Countries such as South Africa and Chile have gone through similar processes, but the challenge here may be more complex. The country endured three conflicts between 1978 and 2001: the communist era and Soviet occupation, the civil war among Islamic militias known as mujaheddin, and Islamic Taliban rule. In each case, the line between oppressor and oppressed was blurred.
Afghanistan's problems are not behind it. Many of the figures accused of bombing cities, torturing adversaries and ravaging the populace have managed to stay in positions of authority. The new parliament, elected in September, includes leaders from nearly every group accused of past abuses.
"They were the same as me, and now they are back in power," Sarwari, a burly man in his fifties with a long, pale face, said glumly during an interview in the Kabul prison run by the national intelligence service. "If I hadn't been arrested, I would be in the parliament now."
In 1979, Sarwari was the government's intelligence chief during an especially brutal period of communist rule, when tens of thousands of people were taken into custody and never heard from again. In one week, more than 70 members of Mogaddedi's family disappeared.
Sarwari has been imprisoned since his arrest in 1992. But in many ways his trial is an accident. Late last year, prosecutors realized he had never been tried and hastily put a case together, despite widespread agreement that the judicial system was nowhere near ready to handle such trials.
"Sarwari is really the symbol of the beginning of violence against humanity in this country," said Rangin Dadfar Spanta, a top adviser to President Hamid Karzai. "War crimes did not begin with the mujaheddin or the Taliban. The beginning was Mr. Sarwari and his party and the coup of 1978."
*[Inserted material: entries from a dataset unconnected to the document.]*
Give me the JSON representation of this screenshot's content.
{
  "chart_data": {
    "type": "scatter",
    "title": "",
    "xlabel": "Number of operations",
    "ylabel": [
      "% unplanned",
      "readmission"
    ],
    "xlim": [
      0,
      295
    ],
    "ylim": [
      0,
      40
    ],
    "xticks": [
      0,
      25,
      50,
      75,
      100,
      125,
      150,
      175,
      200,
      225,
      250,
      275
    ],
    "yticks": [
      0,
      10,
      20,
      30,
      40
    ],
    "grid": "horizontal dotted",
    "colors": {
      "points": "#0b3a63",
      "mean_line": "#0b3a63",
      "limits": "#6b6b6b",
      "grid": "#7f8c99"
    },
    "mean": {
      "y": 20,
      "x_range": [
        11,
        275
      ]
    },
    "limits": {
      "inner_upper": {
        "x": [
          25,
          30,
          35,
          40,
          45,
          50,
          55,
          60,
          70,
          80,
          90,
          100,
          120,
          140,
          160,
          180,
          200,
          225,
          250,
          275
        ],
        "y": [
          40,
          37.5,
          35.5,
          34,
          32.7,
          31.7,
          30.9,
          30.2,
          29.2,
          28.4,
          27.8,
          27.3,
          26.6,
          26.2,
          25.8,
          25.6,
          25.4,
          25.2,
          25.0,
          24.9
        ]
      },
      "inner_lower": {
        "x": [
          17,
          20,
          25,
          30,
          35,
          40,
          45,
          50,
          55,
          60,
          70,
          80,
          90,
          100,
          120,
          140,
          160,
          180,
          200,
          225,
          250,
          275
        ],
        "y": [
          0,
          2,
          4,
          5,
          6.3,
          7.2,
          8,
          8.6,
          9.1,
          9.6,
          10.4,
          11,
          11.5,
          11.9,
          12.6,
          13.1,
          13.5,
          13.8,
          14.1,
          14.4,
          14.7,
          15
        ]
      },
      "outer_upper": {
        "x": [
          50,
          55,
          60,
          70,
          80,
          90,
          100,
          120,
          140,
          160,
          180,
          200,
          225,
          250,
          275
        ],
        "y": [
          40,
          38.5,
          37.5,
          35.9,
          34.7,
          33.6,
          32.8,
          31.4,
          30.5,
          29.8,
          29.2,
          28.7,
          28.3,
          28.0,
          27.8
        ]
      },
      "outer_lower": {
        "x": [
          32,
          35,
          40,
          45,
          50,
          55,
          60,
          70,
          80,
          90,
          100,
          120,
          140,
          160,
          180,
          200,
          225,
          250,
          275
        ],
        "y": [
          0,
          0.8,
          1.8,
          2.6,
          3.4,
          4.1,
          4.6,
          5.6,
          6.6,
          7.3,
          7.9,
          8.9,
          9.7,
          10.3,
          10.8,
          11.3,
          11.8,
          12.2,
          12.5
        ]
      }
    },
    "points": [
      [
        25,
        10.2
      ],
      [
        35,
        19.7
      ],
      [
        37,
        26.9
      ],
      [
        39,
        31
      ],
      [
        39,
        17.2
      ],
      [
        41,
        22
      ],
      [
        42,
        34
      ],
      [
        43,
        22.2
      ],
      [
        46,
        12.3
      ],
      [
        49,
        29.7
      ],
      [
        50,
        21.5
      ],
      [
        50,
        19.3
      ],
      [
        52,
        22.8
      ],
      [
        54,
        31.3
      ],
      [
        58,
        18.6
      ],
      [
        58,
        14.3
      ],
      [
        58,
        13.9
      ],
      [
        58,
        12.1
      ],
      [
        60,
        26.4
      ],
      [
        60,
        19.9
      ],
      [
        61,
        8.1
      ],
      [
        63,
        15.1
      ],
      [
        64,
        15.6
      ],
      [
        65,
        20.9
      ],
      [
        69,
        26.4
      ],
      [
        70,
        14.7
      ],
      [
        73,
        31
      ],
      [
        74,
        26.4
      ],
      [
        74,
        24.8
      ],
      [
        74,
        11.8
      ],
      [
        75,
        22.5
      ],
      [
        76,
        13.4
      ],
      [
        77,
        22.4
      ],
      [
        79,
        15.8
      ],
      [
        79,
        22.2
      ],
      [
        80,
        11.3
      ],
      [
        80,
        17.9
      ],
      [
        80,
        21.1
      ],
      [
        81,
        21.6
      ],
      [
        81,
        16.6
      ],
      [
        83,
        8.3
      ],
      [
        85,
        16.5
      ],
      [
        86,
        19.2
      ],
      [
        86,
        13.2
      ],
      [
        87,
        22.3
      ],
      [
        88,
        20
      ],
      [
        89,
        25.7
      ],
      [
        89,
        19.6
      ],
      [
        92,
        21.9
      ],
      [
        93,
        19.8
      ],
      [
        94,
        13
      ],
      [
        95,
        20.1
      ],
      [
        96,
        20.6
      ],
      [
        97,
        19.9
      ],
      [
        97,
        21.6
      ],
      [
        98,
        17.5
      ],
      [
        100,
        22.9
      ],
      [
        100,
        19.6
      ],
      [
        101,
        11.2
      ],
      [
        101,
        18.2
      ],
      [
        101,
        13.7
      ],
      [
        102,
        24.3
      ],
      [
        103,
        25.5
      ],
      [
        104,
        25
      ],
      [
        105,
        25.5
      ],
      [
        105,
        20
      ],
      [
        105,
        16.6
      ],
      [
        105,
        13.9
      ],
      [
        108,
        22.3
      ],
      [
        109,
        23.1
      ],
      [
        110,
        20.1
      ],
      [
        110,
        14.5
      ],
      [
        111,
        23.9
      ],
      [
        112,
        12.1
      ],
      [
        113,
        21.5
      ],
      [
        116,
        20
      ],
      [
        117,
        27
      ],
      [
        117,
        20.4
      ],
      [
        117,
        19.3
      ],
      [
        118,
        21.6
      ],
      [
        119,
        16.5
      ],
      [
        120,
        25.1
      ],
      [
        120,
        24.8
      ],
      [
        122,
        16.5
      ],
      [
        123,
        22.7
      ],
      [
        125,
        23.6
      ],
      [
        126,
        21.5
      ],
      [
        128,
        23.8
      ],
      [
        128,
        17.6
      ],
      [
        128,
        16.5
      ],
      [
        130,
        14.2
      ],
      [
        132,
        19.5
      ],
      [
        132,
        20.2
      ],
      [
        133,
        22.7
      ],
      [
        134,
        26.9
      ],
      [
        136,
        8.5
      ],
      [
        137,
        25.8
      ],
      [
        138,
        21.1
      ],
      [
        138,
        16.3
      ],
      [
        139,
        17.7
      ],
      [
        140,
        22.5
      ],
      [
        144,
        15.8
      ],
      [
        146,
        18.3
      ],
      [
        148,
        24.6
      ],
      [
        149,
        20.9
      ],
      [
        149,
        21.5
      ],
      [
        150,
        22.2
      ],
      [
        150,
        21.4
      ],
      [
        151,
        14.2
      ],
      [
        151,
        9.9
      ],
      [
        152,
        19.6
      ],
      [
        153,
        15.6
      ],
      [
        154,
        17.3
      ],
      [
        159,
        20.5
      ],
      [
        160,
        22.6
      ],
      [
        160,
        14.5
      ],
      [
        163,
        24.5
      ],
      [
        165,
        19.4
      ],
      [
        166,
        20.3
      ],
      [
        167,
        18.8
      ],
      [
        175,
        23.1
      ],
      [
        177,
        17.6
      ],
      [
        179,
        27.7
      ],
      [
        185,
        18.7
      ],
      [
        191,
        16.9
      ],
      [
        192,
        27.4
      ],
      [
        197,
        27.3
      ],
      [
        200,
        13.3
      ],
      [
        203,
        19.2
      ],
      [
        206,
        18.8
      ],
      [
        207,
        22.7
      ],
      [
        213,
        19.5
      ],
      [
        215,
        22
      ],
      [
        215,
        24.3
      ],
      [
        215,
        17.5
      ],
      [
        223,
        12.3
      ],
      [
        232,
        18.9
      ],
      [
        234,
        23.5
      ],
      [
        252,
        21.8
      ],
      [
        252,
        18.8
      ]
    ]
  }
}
After the bloody overthrow, the communist regime launched a merciless campaign to eliminate rivals. The Mogaddedi family, prominent members of a strain of Islamic mysticism known as Sufism, was among the thousands of victims. One night in 1979, dozens of armed men showed up at the family's Kabul compound and Sufi sanctuary.
According to witnesses, Sarwari supervised as first the men, then the women and children were taken.
Mary Aman, then a girl in the extended clan, recounted getting a hysterical call from her cousin, cut off in midsentence as the power failed. Soon, armed men were at the door. They took her brother Yahya, 17, who had dreamed of becoming a physician. She never saw him again.
"They put their guns to my chest and said, 'Don't scream or we'll kill you,' " said Aman, now 38. "I wish they had killed me that night. They took everyone else."
Six months later, the women and children were released. For years, rumors circulated that the Mogaddedi men had been sent to Siberia, pushed out of planes or killed and buried in mass graves. Family members want Sarwari to tell them what happened. Then they want him executed.